L’SNP e il Plaid Cymru si apprestano ad affrontare una sfida intensa rispettivamente in Scozia e in Galles; i nazionalisti scozzesi sono attualmente il terzo partito a Westminster, ma la crescita sorprendente dei Conservatori oltre il Vallo di Adriano potrebbe effettivamente rappresentare una sorpresa.
Il progetto di ‘alleanza progressista’ tra Laburisti, Verdi, Lib-Dems e altre forze prevede un sostegno al voto strategico in funzione anti-Tories e un conseguente supporto al candidato o alla candidata in grado di vincere un determinato seggio; tale alleanza ha un forte sostegno nelle basi elettorali, ma resta da vedere quanto potrà fare breccia effettivamente l’8 Giugno prossimo.
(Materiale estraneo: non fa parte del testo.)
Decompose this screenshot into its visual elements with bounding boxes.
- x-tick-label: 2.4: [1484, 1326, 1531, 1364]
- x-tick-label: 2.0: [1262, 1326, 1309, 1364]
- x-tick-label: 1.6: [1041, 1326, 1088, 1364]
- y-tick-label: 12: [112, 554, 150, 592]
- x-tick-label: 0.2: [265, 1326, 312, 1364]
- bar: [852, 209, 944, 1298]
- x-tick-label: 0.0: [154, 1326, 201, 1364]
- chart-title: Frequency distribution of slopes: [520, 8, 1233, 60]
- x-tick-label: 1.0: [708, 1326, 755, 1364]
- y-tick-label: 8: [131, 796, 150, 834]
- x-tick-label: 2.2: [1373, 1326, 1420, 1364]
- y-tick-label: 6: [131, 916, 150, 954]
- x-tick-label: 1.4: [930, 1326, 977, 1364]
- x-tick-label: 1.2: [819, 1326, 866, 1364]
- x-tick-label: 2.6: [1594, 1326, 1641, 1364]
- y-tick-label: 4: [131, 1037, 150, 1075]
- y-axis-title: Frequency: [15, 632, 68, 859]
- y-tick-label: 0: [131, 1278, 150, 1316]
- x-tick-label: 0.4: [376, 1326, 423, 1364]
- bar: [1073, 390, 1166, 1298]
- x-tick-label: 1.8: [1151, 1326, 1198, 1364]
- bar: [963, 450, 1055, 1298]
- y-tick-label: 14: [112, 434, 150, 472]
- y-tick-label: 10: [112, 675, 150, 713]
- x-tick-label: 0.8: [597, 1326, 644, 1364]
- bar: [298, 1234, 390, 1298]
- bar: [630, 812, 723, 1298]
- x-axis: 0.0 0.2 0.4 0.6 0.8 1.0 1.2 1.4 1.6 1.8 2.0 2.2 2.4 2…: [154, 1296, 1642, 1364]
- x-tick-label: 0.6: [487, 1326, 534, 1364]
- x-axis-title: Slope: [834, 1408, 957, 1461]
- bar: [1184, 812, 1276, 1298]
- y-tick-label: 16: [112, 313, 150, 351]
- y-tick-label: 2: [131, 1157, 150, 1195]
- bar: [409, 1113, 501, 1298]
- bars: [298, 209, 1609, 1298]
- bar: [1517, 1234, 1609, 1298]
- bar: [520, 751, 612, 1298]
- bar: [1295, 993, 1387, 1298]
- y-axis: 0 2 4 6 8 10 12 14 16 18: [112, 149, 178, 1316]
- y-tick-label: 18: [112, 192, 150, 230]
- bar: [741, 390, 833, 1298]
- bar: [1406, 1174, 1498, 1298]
La pressione rimane a livello europeo poi intensa, in quanto gli ultimi vertici coi partner continentali hanno evidenziato con chiarezza lo scarso desiderio dei Paesi membri di fare sconti a Londra nelle negoziazioni sulla Brexit, specie considerando l’approccio duro scelto da May.
Su tal fronte, l’elezione di Macron in Francia, fautore di un approccio non conciliante con Londra e la possibile rielezione di Merkel in Germania si mostrano come fattori non positivi per i Conservatori.
Manca davvero poco al verdetto elettorale, ma si può restare certi di un fatto: la strada sarà in salita per il nuovo Primo Ministro, a livello interno, europeo ed internazionale.